Moore’s belief that wire services are sufficient to give Colorado readers what they need to know about out-of-state primaries calls to mind this recent piece by Boston Phoenix political writer David Bernstein, about the profound changes over the years—and especially this year—in how the presidential race is covered. Writes Bernstein (and the entire piece is well worth a read):
In the past, most of the journalists on the campaign bus wrote for local newspapers—small, medium, and large publications from all over the country—that sent their own reporters to cover the candidates.
That practice has sharply diminished, just since the 2008 primaries, in large part due to the economic realities of the industry. Just as newspapers have been forced to close overseas and Washington bureaus, they have trimmed back on their on-the-ground campaign coverage— relying on wire-service reporting, and columnists commenting on what they see and read from afar.
At the same time, there is a huge increase in journalists on the campaign trail covering the election for national, political-niche media. That includes Politico, National Journal, Huffington Post, Yahoo! Politics, Fox News, MSNBC, Real Clear Politics, TPM, Slate, Salon, American Spectator, and Daily Caller.
Instead of the general readership of daily newspapers, these outlets target an audience of political junkies.
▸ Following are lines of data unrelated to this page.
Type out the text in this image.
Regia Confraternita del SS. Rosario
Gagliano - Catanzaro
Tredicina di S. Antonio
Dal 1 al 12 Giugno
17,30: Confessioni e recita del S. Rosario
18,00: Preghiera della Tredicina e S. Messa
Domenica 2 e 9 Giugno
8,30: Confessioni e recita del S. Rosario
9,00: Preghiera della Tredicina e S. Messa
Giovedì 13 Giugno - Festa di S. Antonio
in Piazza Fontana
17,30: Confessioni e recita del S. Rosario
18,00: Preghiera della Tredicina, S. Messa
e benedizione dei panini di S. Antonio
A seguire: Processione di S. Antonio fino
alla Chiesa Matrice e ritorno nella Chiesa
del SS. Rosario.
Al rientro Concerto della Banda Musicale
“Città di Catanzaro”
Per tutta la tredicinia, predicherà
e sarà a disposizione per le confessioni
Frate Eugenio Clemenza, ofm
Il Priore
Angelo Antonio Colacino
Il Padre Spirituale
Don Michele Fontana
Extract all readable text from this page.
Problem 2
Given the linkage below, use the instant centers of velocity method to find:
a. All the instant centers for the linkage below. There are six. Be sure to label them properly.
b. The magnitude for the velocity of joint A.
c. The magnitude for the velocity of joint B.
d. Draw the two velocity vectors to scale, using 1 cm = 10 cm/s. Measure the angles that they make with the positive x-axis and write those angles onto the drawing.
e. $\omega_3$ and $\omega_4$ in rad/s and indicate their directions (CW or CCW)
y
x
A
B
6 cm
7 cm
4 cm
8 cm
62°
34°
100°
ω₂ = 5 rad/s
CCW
But if political junkies are being served (and, at times, this is whom Littwin, too, seemed to be writing for from New Hampshire) are the vast majority of Americans—with only so much time and interest in Washington’s workings—being slighted? This is a question I have previously explored, as have my fellow Swing States Project correspondents, and it is one we will no doubt continue to consider as the campaign rolls along.
And, what of the old newspaper ethic of fair and balanced coverage? One could argue the Post’s decision to send an avowed liberal as its only representative to a major GOP primary flies in its face.
For decades, newspapers have gone to pains to avoid any appearance of partisanship in their political coverage, trumpeting their ethics policies and strict rules to ensure that each candidate receives equal coverage and treatment. But it’s a difficult, thankless, and some say, impossible task. (Ask Ron Paul supporters if they think the media has given their candidate his due.) One could also argue bias that is unavoidable — that every article will reflect the writer’s values and politics. News is still a subjective business, in other words, and while those old principles of fair and balanced coverage are good guidelines, they have never been immutable.
Ideally, the Denver Post would send—and Colorado readers would have the benefit of—multiple journalists on the campaign trail this year (news reporters, a columnist or two). The reality is, as Bernstein noted in the Phoenix, many papers of all sizes will send no one. That Coloradoans had a set of local, experienced (and, yes, left-leaning) eyes on the ground in New Hampshire turned out to be far better than better than nothing.
Correction: This story originally gave an incorrect title for Greg Moore. He is the editor of the Denver Post, not the news editor. The relevant sentence has been corrected. CJR regrets the error.